Now, let’s imagine if JVL were responding to Copernicus in 1543:Copernicus: Ptolemy established the geocentric paradigm when he published the Almagest in 150 AD. I do not dispute Ptolemy’s observations. I agree with them. Nor do I dispute the observations of all subsequent astronomers who have taken the geocentric view for granted for nearly 1,400 years. Again, I agree with those observations. But I have concluded that even though those observations were correct, the researchers did not reach the correct conclusion from those observations. The earth orbits the sun.
JVL: The researchers on whose observations you are relying did not reach the same conclusion that you do. Therefore, you must be wrong.

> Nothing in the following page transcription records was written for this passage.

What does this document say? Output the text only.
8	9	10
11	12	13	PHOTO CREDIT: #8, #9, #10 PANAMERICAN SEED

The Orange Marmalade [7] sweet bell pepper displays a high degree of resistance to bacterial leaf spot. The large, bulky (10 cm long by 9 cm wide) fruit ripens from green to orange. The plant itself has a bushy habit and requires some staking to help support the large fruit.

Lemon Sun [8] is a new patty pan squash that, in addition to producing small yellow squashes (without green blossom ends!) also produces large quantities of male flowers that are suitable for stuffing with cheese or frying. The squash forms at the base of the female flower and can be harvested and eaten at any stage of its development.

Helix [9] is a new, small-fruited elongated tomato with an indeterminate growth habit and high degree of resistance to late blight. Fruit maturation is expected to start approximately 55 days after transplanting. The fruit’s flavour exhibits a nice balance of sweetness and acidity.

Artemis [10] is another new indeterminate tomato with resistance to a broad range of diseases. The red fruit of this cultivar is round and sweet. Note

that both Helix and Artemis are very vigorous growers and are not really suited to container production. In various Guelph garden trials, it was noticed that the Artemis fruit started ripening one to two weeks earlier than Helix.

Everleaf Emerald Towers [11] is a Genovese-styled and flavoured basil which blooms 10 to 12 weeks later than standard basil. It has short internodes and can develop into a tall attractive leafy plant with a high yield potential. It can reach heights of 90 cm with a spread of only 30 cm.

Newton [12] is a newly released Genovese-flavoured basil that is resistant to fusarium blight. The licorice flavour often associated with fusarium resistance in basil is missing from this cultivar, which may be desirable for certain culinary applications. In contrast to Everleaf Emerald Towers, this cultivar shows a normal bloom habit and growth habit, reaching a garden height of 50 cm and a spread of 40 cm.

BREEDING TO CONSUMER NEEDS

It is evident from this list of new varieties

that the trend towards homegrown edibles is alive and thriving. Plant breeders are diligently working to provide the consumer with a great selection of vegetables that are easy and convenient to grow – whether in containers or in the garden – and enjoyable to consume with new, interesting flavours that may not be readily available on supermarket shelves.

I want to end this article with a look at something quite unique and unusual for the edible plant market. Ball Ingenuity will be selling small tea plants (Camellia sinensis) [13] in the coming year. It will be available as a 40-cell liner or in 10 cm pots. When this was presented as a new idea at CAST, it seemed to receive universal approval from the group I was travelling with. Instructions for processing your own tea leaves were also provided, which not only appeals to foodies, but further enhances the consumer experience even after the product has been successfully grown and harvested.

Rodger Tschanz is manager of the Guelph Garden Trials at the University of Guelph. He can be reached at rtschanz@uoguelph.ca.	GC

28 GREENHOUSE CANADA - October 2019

Sound farfetched? Not so fast. There were lots of JVLs back in the 16th century who said that very thing. Copernicus was correct. But that didn’t stop people like JVL from pushing back at him on the basis of authority. Indeed, the people who pushed back at Copernicus had an even better argument than JVL does today. After all, Copernicus was trying to upset a paradigm that had been taken for granted for well over a millennium. The authority weighing against him was overwhelming. But he was right and the prior authorities were wrong.That is why science proceeds by challenging authority, not, as JVL would have it, by meekly submitting to it.
So yes, it is true as JVL says. The researchers UB cites did not understand the significance of their own observations, just as the researchers who preceded Copernicus (many of whom were brilliant men) did not understand the significance of their own observations.
JVL thinks he has a knockdown counter to UB: “The researchers you cite did not reach the same conclusion that you do.” He is wrong about that.